Hi everybody! Please how can I delete an elelment of a skill list?
Nour, The following document will bring you from darkness to ... Nour The Cadence SKILL Language User Guide which you can check out from your UNIX terminal at the following location : $CDSHOME/doc/sklanguser/sklanguser.pdf -> Chapter 8 : Advanced List Operations -> Section 9 : Removing Elements from a List -> Line ... I'm too lazy to count the lines ;-) Enjoy yourself ! PS : For those who are still wondering what : "from darkness to ... Nour" means. Nour in Arabic means light ;-)
Hi, you can use the "remove" option: for example - lst=list(1 2 3 4) lst2=remove(3 lst) now lst=(1 2 3 4) ; and lst2=(1 2 4) or you can use "remd": remd(3 lst) now lst=(1 2 4)
Just a few more comments note that this'll remove all elements equal to 3, so that lst=list(1 2 3 2 3) lst2=remove(3 lst) will result in lst2='(1 2 2) remd is destructive, i.e. it modifies the list itself (while remove works on a copy of the list). But there's a catch : lst=list(1 2 3 4) remd(1 lst) => (2 3 4) lst => (1 2 3 4) remd can not modify where lst is "pointing to", so it can't remove the car of a list.

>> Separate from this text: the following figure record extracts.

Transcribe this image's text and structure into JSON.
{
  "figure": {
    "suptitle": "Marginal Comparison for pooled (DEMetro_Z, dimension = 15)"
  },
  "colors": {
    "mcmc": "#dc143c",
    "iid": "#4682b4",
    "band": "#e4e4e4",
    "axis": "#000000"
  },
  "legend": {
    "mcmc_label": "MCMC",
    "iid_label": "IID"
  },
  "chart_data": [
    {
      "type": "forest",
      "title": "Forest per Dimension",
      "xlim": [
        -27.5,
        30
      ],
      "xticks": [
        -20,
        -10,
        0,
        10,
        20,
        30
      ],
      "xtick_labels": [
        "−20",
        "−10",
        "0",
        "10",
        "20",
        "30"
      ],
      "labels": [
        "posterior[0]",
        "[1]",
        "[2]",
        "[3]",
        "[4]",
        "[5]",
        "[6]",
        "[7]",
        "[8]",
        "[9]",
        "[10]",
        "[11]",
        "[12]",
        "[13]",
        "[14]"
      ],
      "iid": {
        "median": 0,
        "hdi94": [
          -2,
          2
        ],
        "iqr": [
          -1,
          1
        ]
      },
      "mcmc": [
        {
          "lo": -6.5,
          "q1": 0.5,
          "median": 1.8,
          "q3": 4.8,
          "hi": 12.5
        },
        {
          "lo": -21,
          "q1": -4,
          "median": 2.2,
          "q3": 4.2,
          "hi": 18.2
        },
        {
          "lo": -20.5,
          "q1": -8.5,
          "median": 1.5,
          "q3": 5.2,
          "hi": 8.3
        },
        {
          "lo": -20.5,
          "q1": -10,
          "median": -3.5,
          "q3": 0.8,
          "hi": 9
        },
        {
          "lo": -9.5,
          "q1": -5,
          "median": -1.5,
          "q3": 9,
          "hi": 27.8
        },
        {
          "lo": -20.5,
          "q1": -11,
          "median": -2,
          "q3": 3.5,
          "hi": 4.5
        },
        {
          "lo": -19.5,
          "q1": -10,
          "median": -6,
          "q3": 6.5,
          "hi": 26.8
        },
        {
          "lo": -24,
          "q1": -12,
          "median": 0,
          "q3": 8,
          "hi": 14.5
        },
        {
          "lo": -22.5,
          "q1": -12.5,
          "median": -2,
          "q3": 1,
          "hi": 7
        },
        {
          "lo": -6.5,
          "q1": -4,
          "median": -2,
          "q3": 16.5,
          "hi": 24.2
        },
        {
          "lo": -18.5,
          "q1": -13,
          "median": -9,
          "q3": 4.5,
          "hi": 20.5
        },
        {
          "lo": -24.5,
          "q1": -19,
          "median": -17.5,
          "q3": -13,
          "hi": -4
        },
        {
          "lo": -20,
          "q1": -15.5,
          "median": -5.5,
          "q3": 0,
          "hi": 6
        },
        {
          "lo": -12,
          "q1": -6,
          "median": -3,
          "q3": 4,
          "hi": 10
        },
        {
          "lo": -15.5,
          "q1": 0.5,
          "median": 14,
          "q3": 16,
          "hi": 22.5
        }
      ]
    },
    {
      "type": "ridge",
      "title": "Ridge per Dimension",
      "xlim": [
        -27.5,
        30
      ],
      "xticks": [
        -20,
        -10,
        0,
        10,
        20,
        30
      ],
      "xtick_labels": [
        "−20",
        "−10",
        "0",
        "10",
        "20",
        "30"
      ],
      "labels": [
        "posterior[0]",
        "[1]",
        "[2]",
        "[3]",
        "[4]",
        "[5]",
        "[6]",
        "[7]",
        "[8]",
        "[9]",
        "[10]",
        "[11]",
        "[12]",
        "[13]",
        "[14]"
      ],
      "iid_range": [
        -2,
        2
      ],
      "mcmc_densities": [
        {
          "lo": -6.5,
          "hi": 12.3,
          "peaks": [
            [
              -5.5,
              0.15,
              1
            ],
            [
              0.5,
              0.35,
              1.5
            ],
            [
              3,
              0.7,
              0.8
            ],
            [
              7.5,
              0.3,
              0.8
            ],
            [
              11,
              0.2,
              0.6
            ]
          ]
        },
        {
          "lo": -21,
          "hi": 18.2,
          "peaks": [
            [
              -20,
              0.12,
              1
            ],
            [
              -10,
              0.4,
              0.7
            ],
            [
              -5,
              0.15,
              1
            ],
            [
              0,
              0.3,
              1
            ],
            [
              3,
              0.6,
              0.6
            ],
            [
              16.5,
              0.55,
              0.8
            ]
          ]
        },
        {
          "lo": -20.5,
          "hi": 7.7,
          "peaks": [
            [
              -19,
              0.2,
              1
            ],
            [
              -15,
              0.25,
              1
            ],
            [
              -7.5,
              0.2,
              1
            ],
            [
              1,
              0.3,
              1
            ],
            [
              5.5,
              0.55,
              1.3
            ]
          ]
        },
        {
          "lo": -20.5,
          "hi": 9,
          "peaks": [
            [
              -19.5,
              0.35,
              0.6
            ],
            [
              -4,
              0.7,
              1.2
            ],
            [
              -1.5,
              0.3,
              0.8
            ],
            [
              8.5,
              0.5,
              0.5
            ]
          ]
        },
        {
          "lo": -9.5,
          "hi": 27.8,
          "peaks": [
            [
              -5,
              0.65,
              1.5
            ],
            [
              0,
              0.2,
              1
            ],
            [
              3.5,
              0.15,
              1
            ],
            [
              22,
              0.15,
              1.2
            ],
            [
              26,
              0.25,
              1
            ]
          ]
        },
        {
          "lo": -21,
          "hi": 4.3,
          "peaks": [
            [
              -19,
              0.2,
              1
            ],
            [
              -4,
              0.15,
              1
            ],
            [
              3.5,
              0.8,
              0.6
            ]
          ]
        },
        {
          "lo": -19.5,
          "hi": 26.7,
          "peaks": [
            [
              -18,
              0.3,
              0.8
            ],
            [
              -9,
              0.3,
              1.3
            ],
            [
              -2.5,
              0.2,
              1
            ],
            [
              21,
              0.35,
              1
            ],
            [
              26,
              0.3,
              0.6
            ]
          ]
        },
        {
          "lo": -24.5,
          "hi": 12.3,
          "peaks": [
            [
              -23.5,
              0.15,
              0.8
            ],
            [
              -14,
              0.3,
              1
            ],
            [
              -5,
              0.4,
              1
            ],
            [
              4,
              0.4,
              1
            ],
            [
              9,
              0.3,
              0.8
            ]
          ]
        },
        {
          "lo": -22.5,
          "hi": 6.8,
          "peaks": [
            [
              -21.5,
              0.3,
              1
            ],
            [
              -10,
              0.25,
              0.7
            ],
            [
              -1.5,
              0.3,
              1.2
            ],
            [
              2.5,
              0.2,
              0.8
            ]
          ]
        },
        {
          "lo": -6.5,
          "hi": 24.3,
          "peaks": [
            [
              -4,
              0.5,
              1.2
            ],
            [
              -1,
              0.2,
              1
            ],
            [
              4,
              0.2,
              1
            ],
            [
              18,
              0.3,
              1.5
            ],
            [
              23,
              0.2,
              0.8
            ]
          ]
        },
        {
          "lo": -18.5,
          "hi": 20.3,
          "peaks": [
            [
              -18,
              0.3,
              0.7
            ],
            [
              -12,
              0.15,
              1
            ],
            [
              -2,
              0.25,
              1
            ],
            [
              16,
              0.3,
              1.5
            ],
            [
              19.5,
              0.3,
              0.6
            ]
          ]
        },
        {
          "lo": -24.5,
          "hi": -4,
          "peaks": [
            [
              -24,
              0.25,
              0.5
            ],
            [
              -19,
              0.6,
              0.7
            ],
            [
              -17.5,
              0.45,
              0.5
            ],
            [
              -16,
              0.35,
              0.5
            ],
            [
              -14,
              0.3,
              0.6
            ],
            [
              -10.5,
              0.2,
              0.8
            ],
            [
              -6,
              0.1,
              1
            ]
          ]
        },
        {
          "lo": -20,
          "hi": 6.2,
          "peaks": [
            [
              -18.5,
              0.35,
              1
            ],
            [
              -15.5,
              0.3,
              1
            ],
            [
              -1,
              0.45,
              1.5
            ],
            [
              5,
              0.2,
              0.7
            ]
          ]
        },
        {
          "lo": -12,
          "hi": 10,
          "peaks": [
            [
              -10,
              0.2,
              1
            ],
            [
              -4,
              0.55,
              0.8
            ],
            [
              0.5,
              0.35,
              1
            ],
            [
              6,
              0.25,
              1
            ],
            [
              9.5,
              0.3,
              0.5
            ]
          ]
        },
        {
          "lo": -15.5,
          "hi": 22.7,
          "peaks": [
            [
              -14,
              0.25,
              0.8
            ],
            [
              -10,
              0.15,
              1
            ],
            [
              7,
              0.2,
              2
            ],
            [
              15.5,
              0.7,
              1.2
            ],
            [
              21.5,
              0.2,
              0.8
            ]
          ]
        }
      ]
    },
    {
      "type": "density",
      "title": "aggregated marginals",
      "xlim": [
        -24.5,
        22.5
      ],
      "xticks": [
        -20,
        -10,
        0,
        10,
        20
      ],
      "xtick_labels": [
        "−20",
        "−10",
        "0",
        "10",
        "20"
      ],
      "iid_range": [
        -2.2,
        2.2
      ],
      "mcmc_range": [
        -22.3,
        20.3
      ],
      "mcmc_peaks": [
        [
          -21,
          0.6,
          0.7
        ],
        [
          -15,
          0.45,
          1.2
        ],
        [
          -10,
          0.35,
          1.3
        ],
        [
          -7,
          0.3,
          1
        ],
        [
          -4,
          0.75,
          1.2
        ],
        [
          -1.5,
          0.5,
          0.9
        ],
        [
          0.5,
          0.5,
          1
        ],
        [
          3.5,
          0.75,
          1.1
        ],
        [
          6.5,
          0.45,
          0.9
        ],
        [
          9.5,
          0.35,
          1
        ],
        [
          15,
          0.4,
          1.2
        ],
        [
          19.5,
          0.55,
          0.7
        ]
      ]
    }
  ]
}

Therefore it's safer to use lst=remd(1 lst) also, be careful with destructive operations ; consider that symbols are "pointing" to lists, and therefore when two symbols are pointing to the same list, modifying one also affects the other : lst=list(1 2 3 4) lst2=lst ;; <= both are pointing to the same list here remd(2 lst) => (1 3 4) lst2 => (1 3 4) one last word : to destructively remove the element at index i in the list lst, rplacd(rplacd(nthcdr(i-1 lst) nthcdr(i+1 lst)) Cheers, Stéphane
S. Badel wrote, on 05/06/08 13:38: Also, you should consider whether a list is the right data structure if you're deleting stuff from it - especially if removing elements based on a position in the list as in Stéphane's example above. If it's unordered, perhaps a hash (an "association table" in SKILL terminology) makes more sense - as created by makeTable. You can also remove() elements from tables. Andrew.